# dehydrated navy beans...



## puddlejumper007 (Jan 12, 2008)

i soaked four pounds of navy beans over nite, rinsed, cooked them until done then filled my dehydrater up, they turned out real nice, all i have to do is rehydrate them and i have beans....already to go..


----------



## stef (Sep 14, 2002)

puddlejumper007 said:


> i soaked four pounds of navy beans over nite, rinsed, cooked them until done then filled my dehydrater up, they turned out real nice, all i have to do is rehydrate them and i have beans....already to go..

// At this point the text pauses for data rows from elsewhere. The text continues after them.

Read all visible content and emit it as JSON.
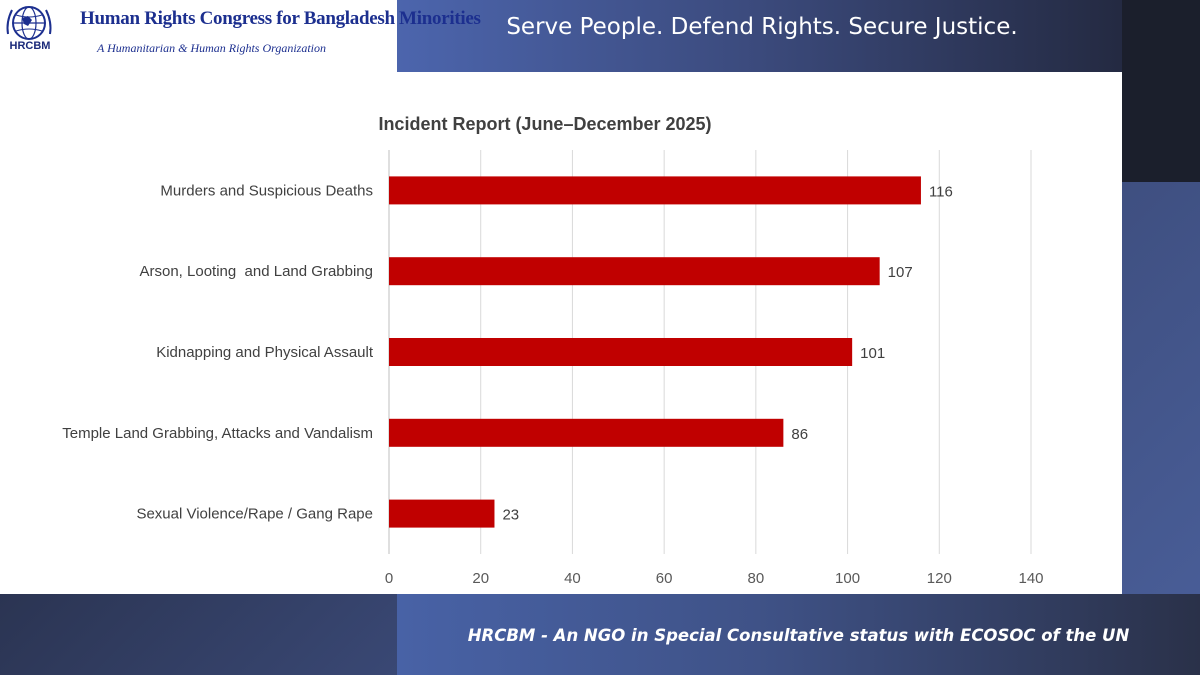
{
  "header": {
    "org_abbr": "HRCBM",
    "org_name": "Human Rights Congress for Bangladesh Minorities",
    "org_tagline": "A Humanitarian & Human Rights Organization",
    "slogan": "Serve People. Defend Rights. Secure Justice."
  },
  "footer": {
    "text": "HRCBM - An NGO in Special Consultative status with ECOSOC of the UN"
  },
  "colors": {
    "bar": "#c00000",
    "brand_blue": "#1c2f8f",
    "gridline": "#d9d9d9"
  },
  "chart_data": {
    "type": "bar",
    "orientation": "horizontal",
    "title": "Incident Report (June–December 2025)",
    "categories": [
      "Murders and Suspicious Deaths",
      "Arson, Looting  and Land Grabbing",
      "Kidnapping and Physical Assault",
      "Temple Land Grabbing, Attacks and Vandalism",
      "Sexual Violence/Rape / Gang Rape"
    ],
    "values": [
      116,
      107,
      101,
      86,
      23
    ],
    "xlim": [
      0,
      140
    ],
    "xticks": [
      0,
      20,
      40,
      60,
      80,
      100,
      120,
      140
    ],
    "grid": "vertical",
    "legend": "none",
    "data_labels": true
  }
}
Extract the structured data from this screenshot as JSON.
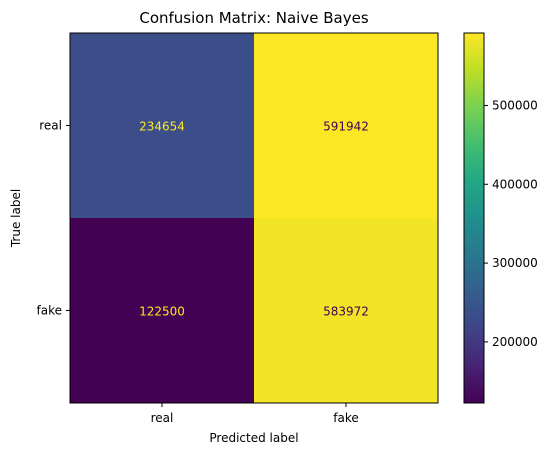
{
  "chart_data": {
    "type": "heatmap",
    "title": "Confusion Matrix: Naive Bayes",
    "xlabel": "Predicted label",
    "ylabel": "True label",
    "x_categories": [
      "real",
      "fake"
    ],
    "y_categories": [
      "real",
      "fake"
    ],
    "values": [
      [
        234654,
        591942
      ],
      [
        122500,
        583972
      ]
    ],
    "colormap": "viridis",
    "colorbar": {
      "min": 122500,
      "max": 591942,
      "ticks": [
        200000,
        300000,
        400000,
        500000
      ],
      "tick_labels": [
        "200000",
        "300000",
        "400000",
        "500000"
      ]
    },
    "text_color_light": "#fde725",
    "text_color_dark": "#440154"
  }
}
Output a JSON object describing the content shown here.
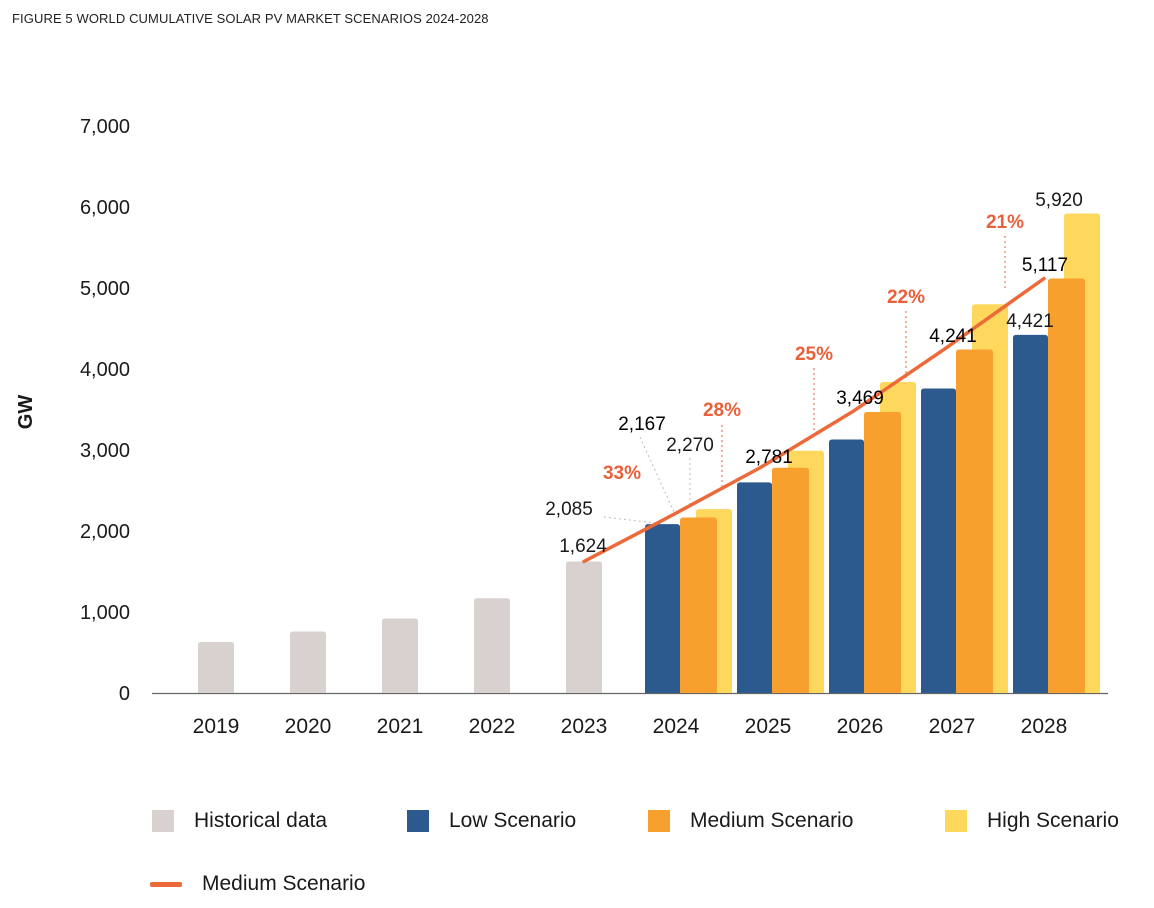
{
  "figure_title": "FIGURE 5 WORLD CUMULATIVE SOLAR PV MARKET SCENARIOS 2024-2028",
  "colors": {
    "historical": "#d9d1cf",
    "low": "#2d5a8e",
    "medium": "#f7a02d",
    "high": "#fed85d",
    "line": "#ec6a3a",
    "growth_text": "#e8613a",
    "axis": "#555555"
  },
  "legend": [
    {
      "key": "historical",
      "label": "Historical data",
      "kind": "box"
    },
    {
      "key": "low",
      "label": "Low Scenario",
      "kind": "box"
    },
    {
      "key": "medium",
      "label": "Medium Scenario",
      "kind": "box"
    },
    {
      "key": "high",
      "label": "High Scenario",
      "kind": "box"
    },
    {
      "key": "line",
      "label": "Medium Scenario",
      "kind": "line"
    }
  ],
  "chart_data": {
    "type": "bar",
    "title": "FIGURE 5 WORLD CUMULATIVE SOLAR PV MARKET SCENARIOS 2024-2028",
    "ylabel": "GW",
    "xlabel": "",
    "ylim": [
      0,
      7000
    ],
    "yticks": [
      "0",
      "1,000",
      "2,000",
      "3,000",
      "4,000",
      "5,000",
      "6,000",
      "7,000"
    ],
    "categories": [
      "2019",
      "2020",
      "2021",
      "2022",
      "2023",
      "2024",
      "2025",
      "2026",
      "2027",
      "2028"
    ],
    "series": [
      {
        "name": "Historical data",
        "key": "historical",
        "values": [
          630,
          760,
          920,
          1170,
          1624,
          null,
          null,
          null,
          null,
          null
        ]
      },
      {
        "name": "Low Scenario",
        "key": "low",
        "values": [
          null,
          null,
          null,
          null,
          null,
          2085,
          2600,
          3130,
          3760,
          4421
        ]
      },
      {
        "name": "Medium Scenario",
        "key": "medium",
        "values": [
          null,
          null,
          null,
          null,
          null,
          2167,
          2781,
          3469,
          4241,
          5117
        ]
      },
      {
        "name": "High Scenario",
        "key": "high",
        "values": [
          null,
          null,
          null,
          null,
          null,
          2270,
          2990,
          3840,
          4800,
          5920
        ]
      }
    ],
    "line": {
      "name": "Medium Scenario",
      "x": [
        "2023",
        "2024",
        "2025",
        "2026",
        "2027",
        "2028"
      ],
      "values": [
        1624,
        2167,
        2781,
        3469,
        4241,
        5117
      ]
    },
    "data_labels": [
      {
        "text": "1,624",
        "category": "2023",
        "series": "historical"
      },
      {
        "text": "2,085",
        "category": "2024",
        "series": "low"
      },
      {
        "text": "2,167",
        "category": "2024",
        "series": "medium"
      },
      {
        "text": "2,270",
        "category": "2024",
        "series": "high"
      },
      {
        "text": "2,781",
        "category": "2025",
        "series": "medium"
      },
      {
        "text": "3,469",
        "category": "2026",
        "series": "medium"
      },
      {
        "text": "4,241",
        "category": "2027",
        "series": "medium"
      },
      {
        "text": "4,421",
        "category": "2028",
        "series": "low"
      },
      {
        "text": "5,117",
        "category": "2028",
        "series": "medium"
      },
      {
        "text": "5,920",
        "category": "2028",
        "series": "high"
      }
    ],
    "growth_labels": [
      {
        "text": "33%",
        "category": "2024"
      },
      {
        "text": "28%",
        "category": "2025"
      },
      {
        "text": "25%",
        "category": "2026"
      },
      {
        "text": "22%",
        "category": "2027"
      },
      {
        "text": "21%",
        "category": "2028"
      }
    ],
    "grid": false,
    "legend_position": "bottom"
  }
}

I'm curious, if they were already dry, why did you soak, and then dehydrate them again? Or maybe I just don't understand. (which is certainly possible!) * *


----------



## GrannyG (Mar 26, 2005)

I do pinto beans ..... a quick way to rehydrate them when I am in a hurry....mashed up on tostados...YUM...


----------



## puddlejumper007 (Jan 12, 2008)

being already cooked, all i have to do is rehydrate and they are ready to eat, did that make sense i hope so...lol


----------



## fffarmergirl (Oct 9, 2008)

Good idea. Have you tried them? What's the texture like?


----------



## stef (Sep 14, 2002)

puddlejumper007 said:


> being already cooked, all i have to do is rehydrate and they are ready to eat, did that make sense i hope so...lol


I'm not trying to be difficult, but if you re-dehydrate them doesn't that just make them hard again? Isn't that the purpose of dehydrating something, to take out all the moisture? 
You can tell I don't dehydrate, although I do can beans and they're ready to heat and eat.


----------



## Narshalla (Sep 11, 2008)

Stef said:


> I'm not trying to be difficult, but if you re-dehydrate them doesn't that just make them hard again? Isn't that the purpose of dehydrating something, to take out all the moisture?
> You can tell I don't dehydrate, although I do can beans and they're ready to heat and eat.


She soaked them, then cooked them, then dehydrated them.

It takes a great deal of water and energy to make beans (relatively speaking,) so she'll only have to add a small amount of water and energy (cooking).

Minute rice is the same way -- it's been cooked and dried, and now needs only a little bit of water and time to cook.

Same principle.


----------



## fffarmergirl (Oct 9, 2008)

She made instant beans.


----------



## hurryiml8 (Apr 15, 2009)

How done do they need to be? Not mushy? Just done? I would like to try this.
Karen


----------



## puddlejumper007 (Jan 12, 2008)

no they just need to be done not mushy, just chew one and you can tell if it is done enough, they dry well and will save so much time , water ,and energy if my electric goes out and water is scarce.. also our family fare store had hamburger on sale for 1.79 a pound, i bought quite a bit and am making making hamburger crumbles today in dehydrater, i have done it before and realy liked it.


----------



## aftermidnite (Dec 8, 2005)

the beans work very well with meals in a jar as well . The ready to use beans you can get from say Honeyvill Farms are more expensive than buying bags og beans and dehydrating them yourself ...


----------